JJ Rizal menambahkan, sebagai pelestarian sejarah dan objek informasi, museum itu harus bisa membuka fakta-fakta sejarah lain terkait Kota Depok. Bagi keturunan Cornelis Chastelein, pelestarian sejarah penting untuk generasi muda keturunan tuan tanah Belanda itu. "Memang itu harus dilestarikan dan harus dijaga, karena sudah jarang dan sudah hampir punah dan bahkan tidak ada penerusnya. Kebanyakan yang kawin sama dengan orang luar dan tidak tahu benar," kata Wanda.
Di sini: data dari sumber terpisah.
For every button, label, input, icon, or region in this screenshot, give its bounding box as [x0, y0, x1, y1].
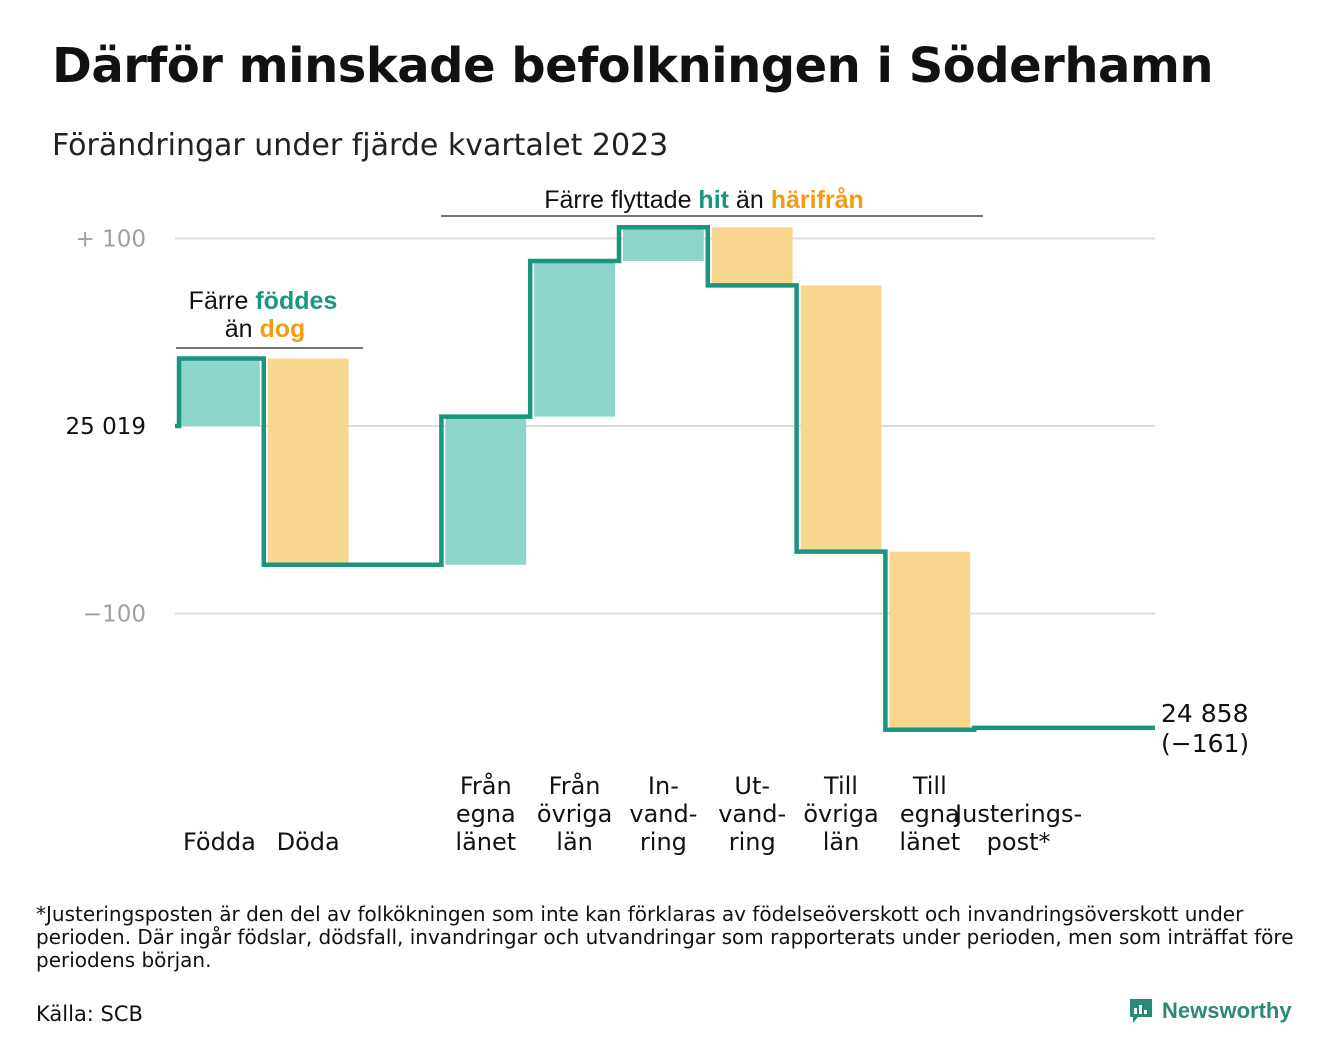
x-tick-label: länet	[455, 828, 516, 856]
y-tick-label: −100	[83, 602, 146, 628]
end-change-label: (−161)	[1161, 729, 1249, 758]
x-tick-label: vand-	[718, 800, 786, 828]
chart-subtitle: Förändringar under fjärde kvartalet 2023	[52, 128, 669, 163]
annotation-text-part: dog	[253, 315, 306, 343]
x-tick-label: ring	[640, 828, 687, 856]
bar-Från övriga län	[534, 261, 615, 417]
annotation-migration: Färre flyttade hit än härifrån	[544, 186, 864, 214]
annotation-text-part: Färre	[189, 287, 249, 315]
y-axis-labels: + 100 25 019 −100	[66, 227, 146, 628]
newsworthy-logo-icon	[1130, 999, 1152, 1023]
x-tick-label: post*	[987, 828, 1051, 856]
step-line	[175, 225, 1155, 732]
x-tick-label: egna	[900, 800, 960, 828]
x-tick-label: Döda	[277, 828, 340, 856]
x-tick-label: länet	[899, 828, 960, 856]
y-tick-label: + 100	[76, 227, 146, 253]
x-tick-label: Från	[460, 771, 512, 800]
x-tick-label: Ut-	[734, 772, 770, 800]
x-tick-label: län	[556, 828, 593, 856]
bar-Från egna länet	[445, 416, 527, 565]
brand: Newsworthy	[1128, 997, 1292, 1025]
footnote: *Justeringsposten är den del av folkökni…	[36, 902, 1294, 972]
bar-Invandring	[623, 227, 704, 261]
source-label: Källa: SCB	[36, 1002, 143, 1026]
x-tick-label: Från	[549, 771, 601, 800]
x-tick-label: In-	[648, 772, 679, 800]
end-labels: 24 858(−161)	[1161, 699, 1249, 758]
bars	[179, 227, 971, 730]
x-tick-label: vand-	[629, 800, 697, 828]
step-line-path	[175, 225, 1155, 732]
x-tick-label: övriga	[537, 800, 612, 828]
annotation-text-part: än	[225, 315, 253, 343]
x-tick-label: övriga	[803, 800, 878, 828]
annotation-births-line1: Färre föddes	[189, 287, 338, 315]
x-tick-label: Justerings-	[953, 800, 1082, 828]
annotation-births-line2: än dog	[225, 315, 306, 343]
annotation-text-part: än	[729, 186, 764, 214]
bar-Döda	[267, 358, 349, 565]
bar-Till egna länet	[889, 551, 971, 730]
bar-Födda	[179, 358, 260, 426]
end-value-label: 24 858	[1161, 699, 1248, 728]
x-tick-label: ring	[729, 828, 776, 856]
bar-Utvandring	[711, 227, 793, 286]
x-tick-label: egna	[456, 800, 516, 828]
y-tick-label: 25 019	[66, 414, 146, 440]
chart-title: Därför minskade befolkningen i Söderhamn	[52, 38, 1214, 94]
x-axis-labels: Födda DödaFrånegnalänetFrånövrigalänIn-va…	[183, 771, 1082, 856]
x-tick-label: Till	[912, 772, 947, 800]
bar-Till övriga län	[800, 285, 882, 552]
annotation-text-part: hit	[691, 186, 729, 214]
annotation-text-part: föddes	[248, 287, 337, 315]
x-tick-label: Födda	[183, 828, 256, 856]
annotation-text-part: Färre flyttade	[544, 186, 691, 214]
annotation-text-part: härifrån	[764, 186, 864, 214]
brand-name: Newsworthy	[1162, 998, 1292, 1023]
x-tick-label: län	[823, 828, 860, 856]
x-tick-label: Till	[823, 772, 858, 800]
Terakhir Frederick, penjaga makam, mengungkapkan harapannya. "Harapan kami jangan sampai pemakan sejarah ini hilang. Tetapi yang saya dengar bakal ada museum, banyak menghimbau agar sejarah yayasan ini tetap ada dan tetap dilestarikan." (Cyrellus)
Sumber : Radio Nederland Wereldomroep.